1. Ensayo sobre una angustia creciente
Por Jorge Fernández Díaz
Director de ADNcultura
Sábado 18 de julio de 2009 | Publicado en edición impresa
Sabemos que los libros salvan. Que con ellos se puede amueblar el mundo, adquirir lucidez, desarrollar la
imaginación, estimular nuestro conocimiento y nuestra creatividad, y armar el disco rígido de la inteligencia.
También sabemos que son fuente infinita de placer. No estamos seguros, sin embargo, de que esta defensa un
poco obvia de la palabra escrita no sea ya un anacronismo y que la civilización humana no esté avanzando de
una manera irreversible hacia la cultura audiovisual.
Las nuevas generaciones ya no necesitan vivir la emoción de una batalla narrada por Conrad, Salgari o
Fenimore Cooper. Les basta con entrar en la virtualidad que les propone un videojuego para sentir lo que
nosotros sentíamos. ¿O sienten otra cosa? Tampoco parece hacerles falta viajar por mundos exóticos de la
mano de Verne, Kipling, Welles o Kapuscinski. Pueden encontrar al azar, y ver simultáneamente History
Channel y Discovery Channel, Animal Planet y National Geographic en el cable y viajar con los sentidos por
esos mundos pasados, actuales y futuros. Nosotros buceábamos en la colección Robin Hood, estos chicos
bucean en YouTube y en Google.
La cultura de la imagen es facilista. La lectura, en comparación, exige un esfuerzo. Y esta brecha generacional
que se ha abierto entre nosotros y ellos es abismal, inédita, y nos enfrenta con varias paradojas. Queremos
imponerles a nuestros hijos un placer que además los preparará para progresar y encarar la vida. Pero para
nuestros hijos ese "placer" no resulta tan placentero: es una propuesta lenta en un mundo rápido. Una carreta
contra un avión supersónico. Y eso vulnera entonces el mismísimo propósito que tiene para nosotros la lectura:
el disfrute. Nuestros hijos ya no disfrutan tanto, aunque leen obedeciendo muchas veces el mandato parental o
social. "Si no leen, serán perdedores", parece susurrarles la escuela y la familia. Y entonces leen por obligación,
que es el camino más seguro para terminar aborreciendo visceralmente la lectura.
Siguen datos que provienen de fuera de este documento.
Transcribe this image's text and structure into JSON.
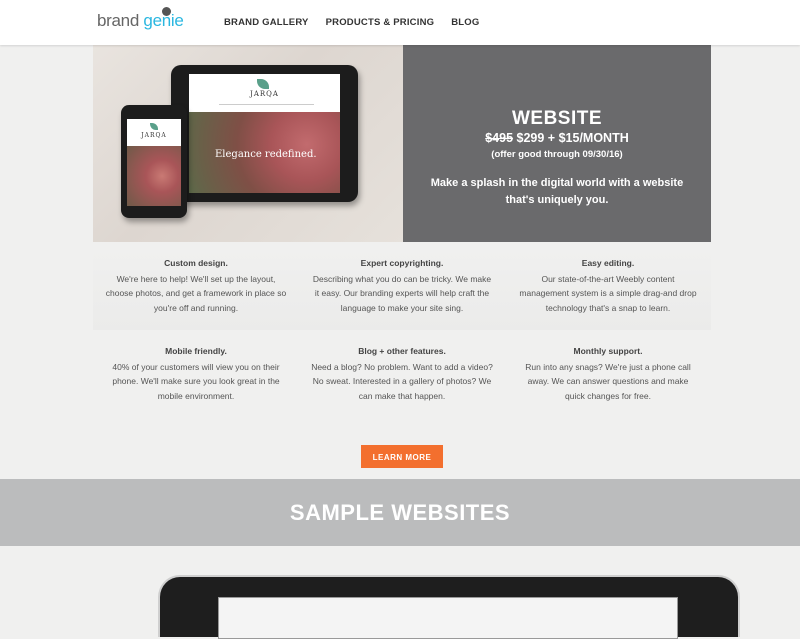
{
  "header": {
    "logo": {
      "brand": "brand",
      "genie": "genie"
    },
    "nav": [
      "BRAND GALLERY",
      "PRODUCTS & PRICING",
      "BLOG"
    ]
  },
  "hero": {
    "mockup": {
      "logo": "JARQA",
      "tagline": "Elegance redefined."
    },
    "title": "WEBSITE",
    "price_old": "$495",
    "price_new": "$299 + $15/MONTH",
    "offer": "(offer good through 09/30/16)",
    "description": "Make a splash in the digital world with a website that's uniquely you."
  },
  "features": [
    {
      "title": "Custom design.",
      "body": "We're here to help! We'll set up the layout, choose photos, and get a framework in place so you're off and running."
    },
    {
      "title": "Expert copyrighting.",
      "body": "Describing what you do can be tricky. We make it easy. Our branding experts will help craft the language to make your site sing."
    },
    {
      "title": "Easy editing.",
      "body": "Our state-of-the-art Weebly content management system is a simple drag-and drop technology that's a snap to learn."
    },
    {
      "title": "Mobile friendly.",
      "body": "40% of your customers will view you on their phone. We'll make sure you look great in the mobile environment."
    },
    {
      "title": "Blog + other features.",
      "body": "Need a blog? No problem. Want to add a video? No sweat. Interested in a gallery of photos? We can make that happen."
    },
    {
      "title": "Monthly support.",
      "body": "Run into any snags? We're just a phone call away. We can answer questions and make quick changes for free."
    }
  ],
  "cta": {
    "label": "LEARN MORE"
  },
  "samples": {
    "title": "SAMPLE WEBSITES"
  },
  "colors": {
    "accent": "#f36f2e",
    "logo_blue": "#2bb7e0",
    "panel_gray": "#6a6a6c",
    "band_gray": "#bbbcbd"
  }
}
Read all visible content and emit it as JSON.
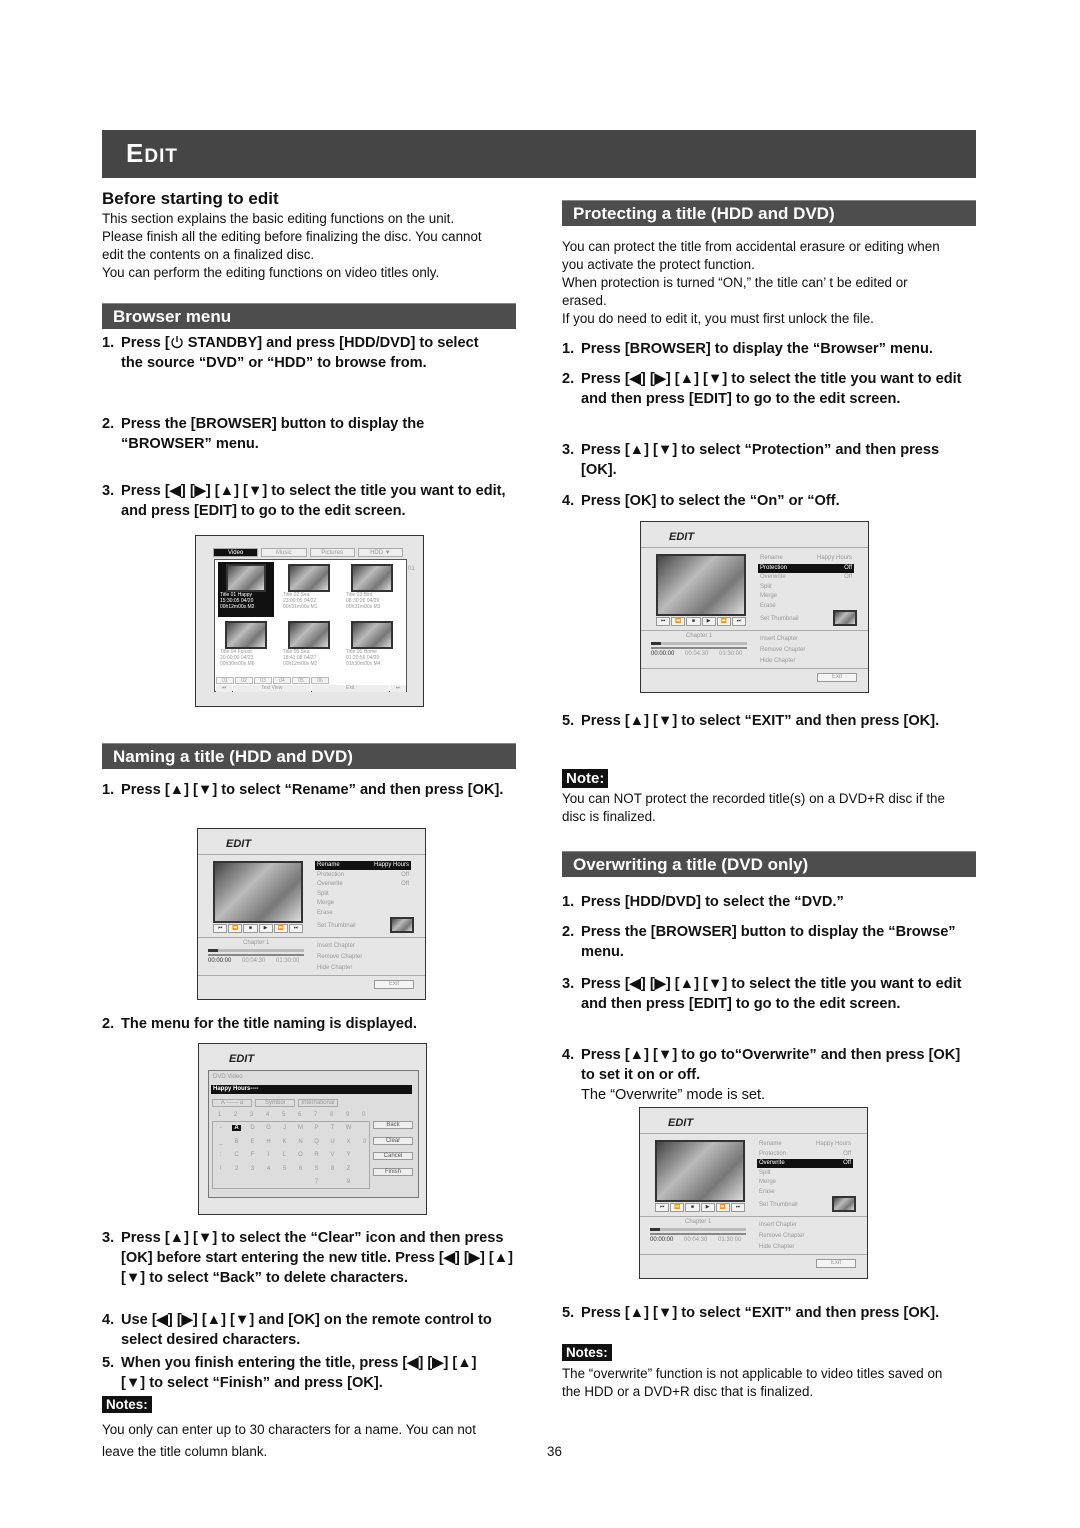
{
  "header": {
    "title_first": "E",
    "title_rest": "DIT"
  },
  "page_number": "36",
  "before": {
    "heading": "Before starting to edit",
    "lines": [
      "This section explains the basic editing functions on the unit.",
      "Please finish all the editing before finalizing the disc. You cannot",
      "edit the contents on a finalized disc.",
      "You can perform the editing functions on video titles only."
    ]
  },
  "browser_menu": {
    "heading": "Browser menu",
    "step1": {
      "n": "1.",
      "a": "Press [",
      "b": " STANDBY]  and press [HDD/DVD] to select the source “DVD” or “HDD” to browse from."
    },
    "step2": {
      "n": "2.",
      "t": "Press the [BROWSER] button to display the “BROWSER” menu."
    },
    "step3": {
      "n": "3.",
      "t": "Press [◀] [▶] [▲] [▼] to select the title you want to edit, and press [EDIT] to go to the edit screen."
    },
    "screen": {
      "tabs": [
        "Video",
        "Music",
        "Pictures",
        "HDD ▼"
      ],
      "thumbs": [
        [
          "Title 01 Happy",
          "15:30:05 04/20",
          "00h12m00s M2"
        ],
        [
          "Title 02 Sea",
          "23:00:05 04/22",
          "00h31m00s M1"
        ],
        [
          "Title 03 Bird",
          "08:30:26 04/26",
          "00h31m00s M3"
        ],
        [
          "Title 04 Forest",
          "20:00:00 04/23",
          "00h30m00s M6"
        ],
        [
          "Title 05 Sea",
          "18:41:08 04/27",
          "00h12m00s M2"
        ],
        [
          "Title 06 Home",
          "01:20:56 04/20",
          "01h30m00s M4"
        ]
      ],
      "pages": [
        "01",
        "02",
        "03",
        "04",
        "05",
        "06"
      ],
      "text_view": "Text View",
      "exit": "Exit",
      "page_indicator": "01"
    }
  },
  "naming": {
    "heading": "Naming a title  (HDD and DVD)",
    "step1": {
      "n": "1.",
      "t": "Press [▲] [▼] to select “Rename” and then press [OK]."
    },
    "step2": {
      "n": "2.",
      "t": "The menu for the title naming is displayed."
    },
    "step3": {
      "n": "3.",
      "t": "Press [▲] [▼] to select the “Clear” icon and then press [OK] before start entering the new title. Press [◀] [▶] [▲] [▼] to select “Back” to delete characters."
    },
    "step4": {
      "n": "4.",
      "t": "Use [◀] [▶] [▲] [▼] and [OK] on the remote control to select desired characters."
    },
    "step5": {
      "n": "5.",
      "t": "When you finish entering the title, press [◀] [▶] [▲] [▼] to select “Finish” and press [OK]."
    },
    "notes_label": "Notes:",
    "notes_lines": [
      "You only can enter up to 30 characters for a name. You can not",
      "leave the title column blank."
    ],
    "keyboard": {
      "title": "EDIT",
      "source": "DVD Video",
      "name": "Happy Hours----",
      "modes": [
        "A ------ a",
        "Symbol",
        "International"
      ],
      "digits": [
        "1",
        "2",
        "3",
        "4",
        "5",
        "6",
        "7",
        "8",
        "9",
        "0"
      ],
      "rows": [
        [
          "-",
          "A",
          "D",
          "G",
          "J",
          "M",
          "P",
          "T",
          "W",
          ""
        ],
        [
          "_",
          "B",
          "E",
          "H",
          "K",
          "N",
          "Q",
          "U",
          "X",
          "0"
        ],
        [
          ":",
          "C",
          "F",
          "I",
          "L",
          "O",
          "R",
          "V",
          "Y",
          ""
        ],
        [
          "!",
          "2",
          "3",
          "4",
          "5",
          "6",
          "S",
          "8",
          "Z",
          ""
        ],
        [
          "",
          "",
          "",
          "",
          "",
          "",
          "7",
          "",
          "9",
          ""
        ]
      ],
      "buttons": [
        "Back",
        "Clear",
        "Cancel",
        "Finish"
      ]
    }
  },
  "edit_screen": {
    "title": "EDIT",
    "menu": [
      [
        "Rename",
        "Happy Hours"
      ],
      [
        "Protection",
        "Off"
      ],
      [
        "Overwrite",
        "Off"
      ],
      [
        "Split",
        ""
      ],
      [
        "Merge",
        ""
      ],
      [
        "Erase",
        ""
      ]
    ],
    "set_thumbnail": "Set Thumbnail",
    "chapter": "Chapter 1",
    "times": [
      "00:00:00",
      "00:04:30",
      "01:30:00"
    ],
    "chapter_menu": [
      "Insert Chapter",
      "Remove Chapter",
      "Hide Chapter"
    ],
    "exit": "Exit",
    "transport": [
      "⏮",
      "⏪",
      "■",
      "▶",
      "⏩",
      "⏭"
    ]
  },
  "protect": {
    "heading": "Protecting a title  (HDD and DVD)",
    "lines": [
      "You can protect the title from accidental erasure or editing when",
      "you activate the protect function.",
      "When protection is turned “ON,” the title can’ t be edited or",
      "erased.",
      "If you do need to edit it, you must first unlock the file."
    ],
    "step1": {
      "n": "1.",
      "t": "Press [BROWSER] to display the “Browser” menu."
    },
    "step2": {
      "n": "2.",
      "t": "Press [◀] [▶] [▲] [▼] to select the title you want to edit and then press [EDIT] to go to the edit screen."
    },
    "step3": {
      "n": "3.",
      "t": "Press [▲] [▼] to select “Protection” and then press [OK]."
    },
    "step4": {
      "n": "4.",
      "t": "Press [OK] to select the “On” or “Off."
    },
    "step5": {
      "n": "5.",
      "t": "Press [▲]  [▼] to select “EXIT” and then press [OK]."
    },
    "note_label": "Note:",
    "note_lines": [
      "You can NOT protect the recorded title(s) on a DVD+R disc if the",
      "disc is finalized."
    ]
  },
  "overwrite": {
    "heading": "Overwriting a title (DVD only)",
    "step1": {
      "n": "1.",
      "t": "Press [HDD/DVD] to select the “DVD.”"
    },
    "step2": {
      "n": "2.",
      "t": "Press the [BROWSER] button to display the “Browse” menu."
    },
    "step3": {
      "n": "3.",
      "t": "Press [◀] [▶] [▲] [▼] to select the title you want to edit and then press [EDIT] to go to the edit screen."
    },
    "step4": {
      "n": "4.",
      "t": "Press [▲]  [▼] to go to“Overwrite” and then press [OK] to set it on or off.",
      "sub": "The “Overwrite” mode is set."
    },
    "step5": {
      "n": "5.",
      "t": "Press [▲]  [▼] to select “EXIT” and then press [OK]."
    },
    "notes_label": "Notes:",
    "notes_lines": [
      "The “overwrite” function is not applicable to video titles saved on",
      "the HDD or a DVD+R disc that is finalized."
    ]
  }
}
En el medio, hay niños y adolescentes que hacen convivir perfectamente la televisión, el cine, la web y la
PlayStation con las novelas y los cuentos. Cada vez que veo un adolescente leyendo un libro en el tren, siento
una extraña dicha. Si ese libro es una novela y averiguo que no se la impuso la escuela ni los dictados del
marketing, me entran ganas irrefrenables de abrazarlo y hasta pedirle un autógrafo. Confieso quizá, con este
deseo, mi anacronismo. A mí un libro me llevó a otro, y esa cadena feliz no me ha abandonado nunca. No
conozco el aburrimiento, que es un mal de época para las nuevas generaciones. Aunque muchas veces me
pregunto si dentro de treinta años no seremos mirados como dinosaurios, defensores de una lengua muerta. Tal
vez para entonces la cultura libresca sea ya un recuerdo y el prestigio de la cultura visual haya ascendido al
centro del escenario cultural.
Tendemos a creer que el libro como artefacto tendrá igualmente larga duración, y sabemos que hoy se lee en
otros soportes y de otras maneras a las que los lectores clásicos estamos acostumbrados. Es más: tal vez en
términos absolutos se esté leyendo, contradictoriamente, como nunca antes en la historia de la humanidad. Es
una época confusa, amigos. De transición. Donde no hay tiempo para casi nada, donde la industria del libro
infantojuvenil es próspera, y donde las antiguas certezas resbalan de los estantes.
Lo que describo, con marchas y contramarchas, es una angustia creciente. Y esa angustia es el fondo de la
cuestión que hoy nos ocupa: la lectura de los chicos y de los jóvenes.
Graciela Melgarejo, una extraordinaria periodista que lee sin prejuicios, lejos de esnobismos y cerca del sentido
común, indaga esta vez la conducta de esos lectores debutantes. Y Ema Wolf, reconocida escritora de género,
la acompaña con una columna sobre el tema. Graciela, además, entrega una lista de cinco libros recomendados
para iniciar a chicos que están en el momento crucial entre ser lectores o no serlo jamás.